Aí a cada quatro anos entra um ministro, quando não é em menos tempo. Temos que ter um plano de educação, não apenas metodologia. O que precisa é, ao mesmo tempo, ter avaliação de professores. Aqui na empresa quem é melhor ganha mais, quem consegue mais resultado. Falta isso, faltam incentivo com medição e uma meta de onde queremos chegar.
É difícil administrar uma empresa familiar?
Sempre acreditei em empresa familiar. A empresa familiar tem de ser profissional. Nunca ninguém entrou aqui de cima para baixo. Somos poucos, venho de uma família pequena. Eu entrei de baixo, não entrei como a herdeira. Meu filho trabalhou oito anos fora. Quando ele entrou, teve que respeitar meus sobrinhos que estão aqui, que entraram de baixo, tinham horário.
Uma empresa familiar dura, e a Bolsa está vendo isso. Mas a empresa familiar não pode ser cabide de empregos de filhos de sócios. Ser dono é diferente de ser executivo.
É muito importante a empresa familiar, eu acredito muito nela, mas ela tem que ter coragem de tomar algumas medidas e, às vezes, o pai, para não prejudicar um, coloca os três filhos no mesmo nível sendo que um tem mais facilidade para ser gestor, os outros dois podem sem muito bons donos, mas eles talvez não sejam bons gestores.
É preferível ser bom dono, participar do conselho da família, do que ficar em gestão. Mas está provado no mundo inteiro que as empresas que estão durando mais são empresas de família, quem têm dono, mas com um nível profissional. É difícil porque no domingo você almoça com a família.
Qual o futuro do varejo quando falamos de tecnologia?
Queremos sair de uma empresa com pontos físicos e uma área digital (há seis anos trabalhamos nisso) para uma empresa digital com pontos físicos e calor humano. Acreditamos que ponto físico não vai morrer, ele vai se transformar em outras coisas. Ele é mais entretenimento, é acolhimento para o cliente que está precisando de alguma coisa ou que está tendo dúvidas e é também o lugar para você retirar o produto.
O ponto físico passa a ser um lugar onde a pessoa se sente bem, tem um café, um pão de queijo porque nós somos da região de Minas, tem entretenimento para as crianças. Acredito que ele vá mudando de figura, mas não acredito de jeito nenhum que o físico vai morrer.

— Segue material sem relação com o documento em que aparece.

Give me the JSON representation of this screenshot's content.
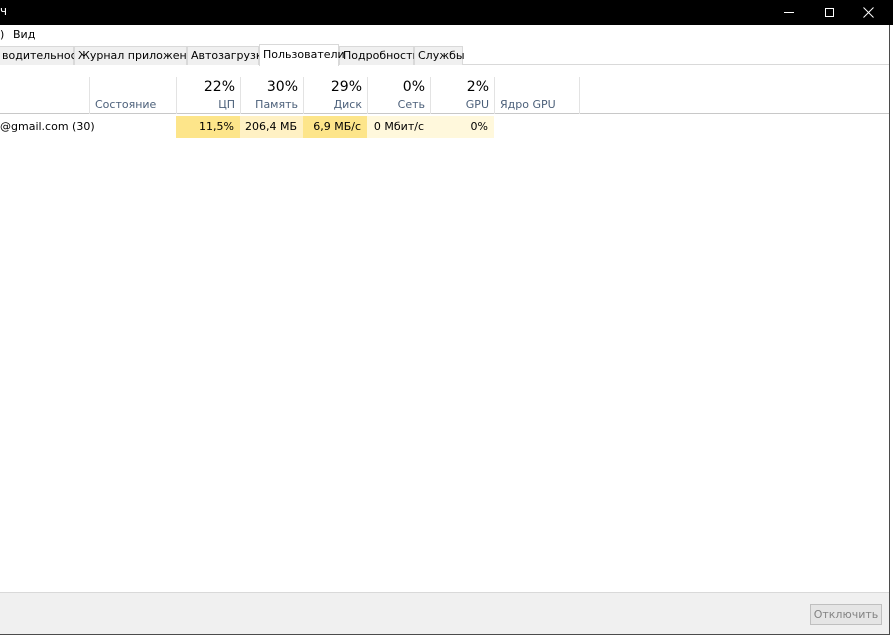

O que agrada mais o consumidor?
Preço é uma coisa que o consumidor vê, mas eu nunca acreditei que o preço é que segura a venda. O que segura é atendimento, é ser tratado como único. Ele realmente quer ser atendido na hora que precisa reclamar, isso dá fidelidade. Agora, o preço ainda é uma coisa importante, mas eu nunca acreditei que o preço sozinho mantivesse um carisma, uma marca. Tanto é importante que durante muitos anos assumi o SAC [Serviço de Atendimento ao Consumidor] da empresa. Se você se dispõe a falar com o consumidor, ele te respeita muito.
E o que desagrada?
Hoje ele está se sentido muito desagradado e se vê no direito de reclamar. O que mais desagrada é quando ele é discriminado. E isso é muito sério, quando ele não é respeitado nas suas reivindicações, principalmente no varejo após a compra.
Qual é a fórmula para transformar uma rede de lojas em Franca em uma das maiores redes de varejo do país?
Não existe fórmula nenhuma. O que posso dizer quando as pessoas perguntam "onde você errou?", eu falo "onde eu acertei". Porque onde eu errei para mim é um exercício diário: aceitar e direcionar os erros, mas continuo errando muito. Primeiro, venho de uma família para a qual o trabalho é sagrado. Há um respeito total à instituição.
Nunca misturamos o nosso dinheiro com o dinheiro da empresa. Nunca compramos nada esperando o Magazine. Segundo, acho que como gostamos muito da instituição, nunca pensamos a curto prazo. E uma coisa muito importante, que parece retórica, é quando digo que o propósito da companhia sempre foi muito forte.
As pessoas estão em primeiro lugar dentro da empresa. Alguns falam que não vou dar conta, que cresceu muito. Primeiro, tínhamos 2.000 funcionários, chegamos a 10 mil e estamos agora com 30 mil.